Chapter 15.2, Problem 13R

To determine

The amount of bismuth fluoride formed.

Answer to Problem 13R

  $531.9$ gramsbismuth fluoride formed.

Explanation of Solution

Given information:

The amount of bismuth is $417.96$ gramsand the amount of fluoride is $113.99$ grams.

Formula used:

Consider the reaction between bismuth and fluorine.

  $2\text{Bi}+3{\text{F}}_2\stackrel{}{\to }2{\text{BiF}}_3$

Calculation:

The molar mass of fluorine is $18.99$ grams per mole and the molar mass of bismuth is $208.98$ grams per mole.
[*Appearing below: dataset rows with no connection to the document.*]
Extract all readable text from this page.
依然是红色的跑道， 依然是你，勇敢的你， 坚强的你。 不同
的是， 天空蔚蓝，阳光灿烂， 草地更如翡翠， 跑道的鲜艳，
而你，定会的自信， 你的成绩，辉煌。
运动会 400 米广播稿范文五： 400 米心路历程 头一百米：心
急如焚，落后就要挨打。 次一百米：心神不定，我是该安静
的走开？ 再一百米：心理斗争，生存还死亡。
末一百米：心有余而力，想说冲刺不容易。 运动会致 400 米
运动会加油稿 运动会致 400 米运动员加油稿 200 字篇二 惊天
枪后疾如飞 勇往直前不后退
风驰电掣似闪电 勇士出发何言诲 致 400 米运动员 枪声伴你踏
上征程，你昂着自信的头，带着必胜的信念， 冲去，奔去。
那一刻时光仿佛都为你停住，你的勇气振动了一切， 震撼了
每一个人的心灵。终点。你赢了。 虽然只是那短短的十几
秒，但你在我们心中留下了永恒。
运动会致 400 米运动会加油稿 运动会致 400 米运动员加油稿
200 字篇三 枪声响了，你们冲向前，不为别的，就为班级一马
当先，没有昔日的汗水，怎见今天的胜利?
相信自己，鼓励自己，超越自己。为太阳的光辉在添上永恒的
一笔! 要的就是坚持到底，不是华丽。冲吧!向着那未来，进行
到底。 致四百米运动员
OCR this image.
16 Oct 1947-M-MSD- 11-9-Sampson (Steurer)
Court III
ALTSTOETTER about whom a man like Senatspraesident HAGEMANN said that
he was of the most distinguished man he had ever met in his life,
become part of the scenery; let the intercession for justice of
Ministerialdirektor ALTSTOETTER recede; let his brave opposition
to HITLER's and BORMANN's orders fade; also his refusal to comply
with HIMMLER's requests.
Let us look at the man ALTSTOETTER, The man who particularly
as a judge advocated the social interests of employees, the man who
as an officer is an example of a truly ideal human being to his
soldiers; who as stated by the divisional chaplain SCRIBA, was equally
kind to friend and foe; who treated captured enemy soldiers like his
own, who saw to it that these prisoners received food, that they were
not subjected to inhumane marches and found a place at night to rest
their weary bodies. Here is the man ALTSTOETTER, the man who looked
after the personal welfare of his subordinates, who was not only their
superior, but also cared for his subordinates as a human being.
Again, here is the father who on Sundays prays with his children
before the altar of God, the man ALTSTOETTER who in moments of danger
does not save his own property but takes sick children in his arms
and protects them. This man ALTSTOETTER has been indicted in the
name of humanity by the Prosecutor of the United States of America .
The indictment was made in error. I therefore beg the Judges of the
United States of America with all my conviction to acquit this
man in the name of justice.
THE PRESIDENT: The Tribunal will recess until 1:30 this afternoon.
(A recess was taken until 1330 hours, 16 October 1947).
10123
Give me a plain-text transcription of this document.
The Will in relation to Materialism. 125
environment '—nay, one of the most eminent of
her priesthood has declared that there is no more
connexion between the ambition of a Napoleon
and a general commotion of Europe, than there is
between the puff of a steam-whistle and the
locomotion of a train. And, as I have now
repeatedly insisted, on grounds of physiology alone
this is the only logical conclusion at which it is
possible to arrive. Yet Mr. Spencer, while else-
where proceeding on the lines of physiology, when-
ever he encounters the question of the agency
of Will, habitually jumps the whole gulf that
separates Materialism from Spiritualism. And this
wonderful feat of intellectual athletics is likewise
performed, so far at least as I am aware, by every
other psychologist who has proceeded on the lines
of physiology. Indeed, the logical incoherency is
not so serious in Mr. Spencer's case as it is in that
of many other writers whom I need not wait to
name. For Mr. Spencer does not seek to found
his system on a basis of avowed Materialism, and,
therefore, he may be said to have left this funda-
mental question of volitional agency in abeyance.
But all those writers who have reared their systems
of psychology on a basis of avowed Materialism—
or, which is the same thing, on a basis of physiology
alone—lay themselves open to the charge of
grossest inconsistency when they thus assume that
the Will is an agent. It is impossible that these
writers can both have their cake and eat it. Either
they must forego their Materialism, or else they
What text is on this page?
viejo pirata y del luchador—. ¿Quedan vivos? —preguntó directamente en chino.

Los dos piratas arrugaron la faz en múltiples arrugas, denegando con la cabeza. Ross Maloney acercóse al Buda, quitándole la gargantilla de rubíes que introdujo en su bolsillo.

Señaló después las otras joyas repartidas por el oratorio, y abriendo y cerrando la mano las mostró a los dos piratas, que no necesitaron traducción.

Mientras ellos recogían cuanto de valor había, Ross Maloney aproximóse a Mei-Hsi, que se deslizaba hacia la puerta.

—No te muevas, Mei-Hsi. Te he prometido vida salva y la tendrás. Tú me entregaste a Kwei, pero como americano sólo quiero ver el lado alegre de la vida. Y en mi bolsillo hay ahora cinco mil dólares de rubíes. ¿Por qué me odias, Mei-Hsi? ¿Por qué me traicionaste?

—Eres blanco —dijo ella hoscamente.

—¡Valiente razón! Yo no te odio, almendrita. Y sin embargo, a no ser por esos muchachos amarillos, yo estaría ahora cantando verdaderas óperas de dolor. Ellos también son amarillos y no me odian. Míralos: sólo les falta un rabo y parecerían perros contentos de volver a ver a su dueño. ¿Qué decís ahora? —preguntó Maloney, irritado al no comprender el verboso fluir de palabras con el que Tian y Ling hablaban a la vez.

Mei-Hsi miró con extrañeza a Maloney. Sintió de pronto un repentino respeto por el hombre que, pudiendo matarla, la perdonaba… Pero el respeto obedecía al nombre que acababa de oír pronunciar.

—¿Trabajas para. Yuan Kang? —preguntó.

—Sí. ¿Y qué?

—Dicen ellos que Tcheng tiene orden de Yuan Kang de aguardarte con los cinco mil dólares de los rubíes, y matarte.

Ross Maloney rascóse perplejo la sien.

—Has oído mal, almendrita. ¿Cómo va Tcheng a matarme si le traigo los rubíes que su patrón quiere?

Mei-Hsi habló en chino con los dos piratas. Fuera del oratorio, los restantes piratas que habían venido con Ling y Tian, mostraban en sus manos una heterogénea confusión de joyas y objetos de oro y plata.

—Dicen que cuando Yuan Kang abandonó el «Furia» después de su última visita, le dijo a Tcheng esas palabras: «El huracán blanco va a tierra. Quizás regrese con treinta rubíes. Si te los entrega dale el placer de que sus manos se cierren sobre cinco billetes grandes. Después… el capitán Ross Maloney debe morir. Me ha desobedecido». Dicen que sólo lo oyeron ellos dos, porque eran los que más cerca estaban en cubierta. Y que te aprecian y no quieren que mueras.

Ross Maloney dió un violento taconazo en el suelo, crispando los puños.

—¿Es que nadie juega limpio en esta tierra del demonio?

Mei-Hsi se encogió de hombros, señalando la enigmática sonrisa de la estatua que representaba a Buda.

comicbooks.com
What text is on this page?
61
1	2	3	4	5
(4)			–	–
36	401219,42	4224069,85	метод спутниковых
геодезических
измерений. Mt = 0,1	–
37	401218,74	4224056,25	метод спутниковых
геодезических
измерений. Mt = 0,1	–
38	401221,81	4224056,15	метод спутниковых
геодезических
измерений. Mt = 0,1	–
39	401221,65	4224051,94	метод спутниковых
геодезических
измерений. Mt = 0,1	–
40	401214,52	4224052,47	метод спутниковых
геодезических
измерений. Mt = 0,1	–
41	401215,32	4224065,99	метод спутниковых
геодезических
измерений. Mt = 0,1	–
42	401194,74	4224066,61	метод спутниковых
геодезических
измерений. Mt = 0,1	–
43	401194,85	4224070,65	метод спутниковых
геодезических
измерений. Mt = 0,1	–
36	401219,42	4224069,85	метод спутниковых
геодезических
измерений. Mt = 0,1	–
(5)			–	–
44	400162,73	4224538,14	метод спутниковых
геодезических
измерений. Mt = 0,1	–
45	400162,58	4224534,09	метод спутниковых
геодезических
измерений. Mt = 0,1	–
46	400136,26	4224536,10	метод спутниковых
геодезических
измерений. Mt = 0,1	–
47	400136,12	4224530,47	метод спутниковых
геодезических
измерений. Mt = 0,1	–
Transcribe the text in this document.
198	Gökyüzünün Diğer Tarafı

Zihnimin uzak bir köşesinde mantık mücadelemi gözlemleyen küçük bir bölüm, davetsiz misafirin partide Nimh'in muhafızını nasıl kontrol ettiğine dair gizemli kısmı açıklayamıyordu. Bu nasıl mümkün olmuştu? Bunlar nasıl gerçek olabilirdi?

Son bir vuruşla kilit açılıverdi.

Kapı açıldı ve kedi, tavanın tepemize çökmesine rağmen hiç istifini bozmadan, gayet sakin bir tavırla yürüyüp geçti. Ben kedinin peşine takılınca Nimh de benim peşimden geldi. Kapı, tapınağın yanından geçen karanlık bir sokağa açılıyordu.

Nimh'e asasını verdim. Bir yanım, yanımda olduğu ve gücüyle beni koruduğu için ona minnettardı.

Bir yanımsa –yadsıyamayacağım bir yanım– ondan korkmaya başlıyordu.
Since the molecular formula of bismuth fluoride is ${\text{BiF}}_3$ . Calculate the molar mass of bismuth fluoride.

  $\begin{array}{c}\text{Molar}\text{mass}=208.98+3\left(18.99\right)\\ =265.95\text{g/mol}\end{array}$

Since, the reactants are bismuth and fluorine. The amount of bismuth fluoride is based on the starting mass fluoride. Calculate the mole product of fluoride.

  $\text{Fluoride}=\left(113.99\text{g}{\text{F}}_2\times 1\text{mol}{\text{F}}_2/38\text{g}{\text{F}}_2\times 2\text{mol}{\text{BiF}}_3/3\text{mol}{\text{F}}_2\right)=1.999\text{mol}{\text{BiF}}_3$

Calculate the mass of bismuth fluoride.

  $1.999\text{mol}{\text{BiF}}_3\times 265.95\text{g/mol}{\text{BiF}}_3/1\text{mol}{\text{BiF}}_3=531.91\text{g}{\text{BiF}}_3$

Therefore, the amount of bismuth fluoride formed is $531.91$ grams.

Conclusion:

Hence, the amount of bismuth fluoride formed is $531.91$ grams.